Irons is still analyzing the results of the experiment, but the general upshot is positive. "The [Syar] regolith is made of basalt sand shards and dust," she said. "Just looking at it, it ishorrifying to think: How can you go about growing plants in this? But I got it to happen, so that was good."
Indeed, Irons has become known as "the botanist" among her friends—a reference to The Martian's potato-growing Watney—though she told me that "the agronomist" would be a more fitting nickname since she is interested in building entire ecosystems.
Named Mars Epoch X3, the habitat weaves together complementary ecosystems under a transparent greenhouse canopy, while the human residential area is wedged underneath the structure in a basement bunker shielded from the harsh cosmic radiation on Mars.
No doubt it will take a few years, or even a few decades, before Irons and her growing team at Deep Space Ecology will be able to deploy such complex structures on other worlds. But even as she completes her degree this year—a double major in environmental science and biology, with a chemistry minor—Irons is laying the groundwork for testing out these concepts on Earth, for both humanitarian and scientific reasons.
"My company's working on designing, manufacturing, and testing structures to grow these plants. They can be standalone or integrated with agricultural or industrial facilities, or even residential habitation," she told me.

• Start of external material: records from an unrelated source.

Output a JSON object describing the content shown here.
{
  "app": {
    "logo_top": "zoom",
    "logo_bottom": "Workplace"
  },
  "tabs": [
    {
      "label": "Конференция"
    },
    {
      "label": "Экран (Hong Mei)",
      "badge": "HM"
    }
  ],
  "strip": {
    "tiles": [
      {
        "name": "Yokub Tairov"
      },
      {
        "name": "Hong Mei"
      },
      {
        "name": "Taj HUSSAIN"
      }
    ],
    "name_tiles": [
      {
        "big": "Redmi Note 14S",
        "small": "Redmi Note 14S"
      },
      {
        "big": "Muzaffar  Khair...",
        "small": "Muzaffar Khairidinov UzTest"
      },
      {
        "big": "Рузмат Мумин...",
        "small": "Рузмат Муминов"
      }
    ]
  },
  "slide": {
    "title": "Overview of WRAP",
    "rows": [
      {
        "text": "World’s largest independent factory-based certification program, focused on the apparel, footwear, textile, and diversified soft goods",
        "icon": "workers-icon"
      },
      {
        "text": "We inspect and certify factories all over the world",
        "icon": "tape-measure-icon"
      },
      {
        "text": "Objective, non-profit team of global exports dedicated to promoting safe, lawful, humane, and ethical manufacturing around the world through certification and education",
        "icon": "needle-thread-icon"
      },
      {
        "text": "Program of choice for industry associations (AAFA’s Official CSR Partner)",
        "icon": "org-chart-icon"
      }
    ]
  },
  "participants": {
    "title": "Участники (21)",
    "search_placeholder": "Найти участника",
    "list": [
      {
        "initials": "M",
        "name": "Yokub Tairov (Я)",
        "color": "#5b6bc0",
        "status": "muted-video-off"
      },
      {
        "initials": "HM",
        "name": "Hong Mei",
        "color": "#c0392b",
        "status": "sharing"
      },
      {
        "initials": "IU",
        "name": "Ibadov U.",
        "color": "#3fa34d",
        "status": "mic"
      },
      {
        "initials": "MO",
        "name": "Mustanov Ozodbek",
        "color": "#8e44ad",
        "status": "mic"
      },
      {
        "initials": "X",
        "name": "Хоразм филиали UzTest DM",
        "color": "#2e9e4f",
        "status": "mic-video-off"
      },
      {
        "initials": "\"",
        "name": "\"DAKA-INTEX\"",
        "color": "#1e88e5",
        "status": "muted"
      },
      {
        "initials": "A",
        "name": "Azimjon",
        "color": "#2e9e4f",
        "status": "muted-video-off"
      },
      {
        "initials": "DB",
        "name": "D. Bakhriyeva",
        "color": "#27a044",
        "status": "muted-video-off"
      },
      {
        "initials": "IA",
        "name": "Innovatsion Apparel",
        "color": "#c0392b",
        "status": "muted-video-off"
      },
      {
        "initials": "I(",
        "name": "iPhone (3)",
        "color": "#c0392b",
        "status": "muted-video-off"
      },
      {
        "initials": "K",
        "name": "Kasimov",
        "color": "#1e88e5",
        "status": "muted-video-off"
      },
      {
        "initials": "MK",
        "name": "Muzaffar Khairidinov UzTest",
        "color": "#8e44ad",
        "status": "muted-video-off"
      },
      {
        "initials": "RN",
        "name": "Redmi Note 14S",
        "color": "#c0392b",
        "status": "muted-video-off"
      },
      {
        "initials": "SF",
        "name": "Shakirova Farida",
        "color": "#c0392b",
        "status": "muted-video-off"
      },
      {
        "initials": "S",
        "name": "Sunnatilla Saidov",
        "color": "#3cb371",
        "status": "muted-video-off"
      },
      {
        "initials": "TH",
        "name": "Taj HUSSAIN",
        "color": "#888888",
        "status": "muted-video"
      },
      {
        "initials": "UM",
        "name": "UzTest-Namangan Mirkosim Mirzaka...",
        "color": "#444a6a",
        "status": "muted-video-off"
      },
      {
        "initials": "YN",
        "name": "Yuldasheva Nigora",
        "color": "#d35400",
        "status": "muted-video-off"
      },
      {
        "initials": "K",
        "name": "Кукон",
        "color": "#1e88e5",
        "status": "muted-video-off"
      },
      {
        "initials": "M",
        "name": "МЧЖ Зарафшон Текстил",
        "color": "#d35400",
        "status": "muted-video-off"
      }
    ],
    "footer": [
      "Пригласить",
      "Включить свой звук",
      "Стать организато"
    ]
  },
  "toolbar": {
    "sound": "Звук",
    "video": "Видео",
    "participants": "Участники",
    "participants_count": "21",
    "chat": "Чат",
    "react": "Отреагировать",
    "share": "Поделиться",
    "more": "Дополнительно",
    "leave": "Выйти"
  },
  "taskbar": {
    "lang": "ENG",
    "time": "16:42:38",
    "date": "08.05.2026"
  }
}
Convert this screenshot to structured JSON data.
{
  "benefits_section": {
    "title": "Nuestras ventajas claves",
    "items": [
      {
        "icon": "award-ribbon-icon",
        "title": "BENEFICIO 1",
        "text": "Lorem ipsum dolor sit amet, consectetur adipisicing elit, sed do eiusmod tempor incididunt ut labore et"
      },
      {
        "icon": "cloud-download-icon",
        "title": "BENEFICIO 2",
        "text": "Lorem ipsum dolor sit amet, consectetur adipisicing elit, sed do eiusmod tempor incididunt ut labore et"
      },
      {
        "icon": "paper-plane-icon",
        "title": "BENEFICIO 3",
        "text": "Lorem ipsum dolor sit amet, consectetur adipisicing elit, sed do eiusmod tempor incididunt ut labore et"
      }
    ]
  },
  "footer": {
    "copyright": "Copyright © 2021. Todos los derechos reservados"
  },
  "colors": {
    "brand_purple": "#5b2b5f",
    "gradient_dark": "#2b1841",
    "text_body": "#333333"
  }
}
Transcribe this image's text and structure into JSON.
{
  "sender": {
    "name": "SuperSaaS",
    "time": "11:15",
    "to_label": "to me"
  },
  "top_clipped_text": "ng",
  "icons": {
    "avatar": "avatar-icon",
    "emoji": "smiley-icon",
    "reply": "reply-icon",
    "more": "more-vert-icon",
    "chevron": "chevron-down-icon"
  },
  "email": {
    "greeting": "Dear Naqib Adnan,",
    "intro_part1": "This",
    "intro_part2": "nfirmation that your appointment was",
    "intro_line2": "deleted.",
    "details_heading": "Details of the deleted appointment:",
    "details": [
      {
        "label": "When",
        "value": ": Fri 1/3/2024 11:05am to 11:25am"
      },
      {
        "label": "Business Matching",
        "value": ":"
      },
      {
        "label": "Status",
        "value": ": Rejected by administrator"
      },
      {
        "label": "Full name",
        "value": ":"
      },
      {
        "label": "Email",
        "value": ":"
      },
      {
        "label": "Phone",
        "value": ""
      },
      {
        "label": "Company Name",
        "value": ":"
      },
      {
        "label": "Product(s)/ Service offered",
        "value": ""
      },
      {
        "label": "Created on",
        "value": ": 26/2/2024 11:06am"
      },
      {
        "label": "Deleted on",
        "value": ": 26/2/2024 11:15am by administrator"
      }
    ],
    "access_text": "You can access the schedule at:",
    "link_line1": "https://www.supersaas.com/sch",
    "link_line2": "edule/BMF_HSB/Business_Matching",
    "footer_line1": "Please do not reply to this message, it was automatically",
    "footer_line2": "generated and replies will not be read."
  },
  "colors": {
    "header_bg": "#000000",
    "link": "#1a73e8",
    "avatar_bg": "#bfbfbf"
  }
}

"We want to work with people in extreme areas and find out what they need and help them develop a system and an economy for them. We want to promote healthy living for families to be able to grow their own fresh and clean fruits and vegetables year round as well as helping with food security in locations of the world plagued by drought, famine, and poverty."
"Then, of course, we want to help with human expansion into deep spaces on Earth, Mars, and beyond," she concluded.
It's an ambitious set of goals. But if anyone can get it done, it'll be this up-and-coming deep space agronomist with a Martian green thumb.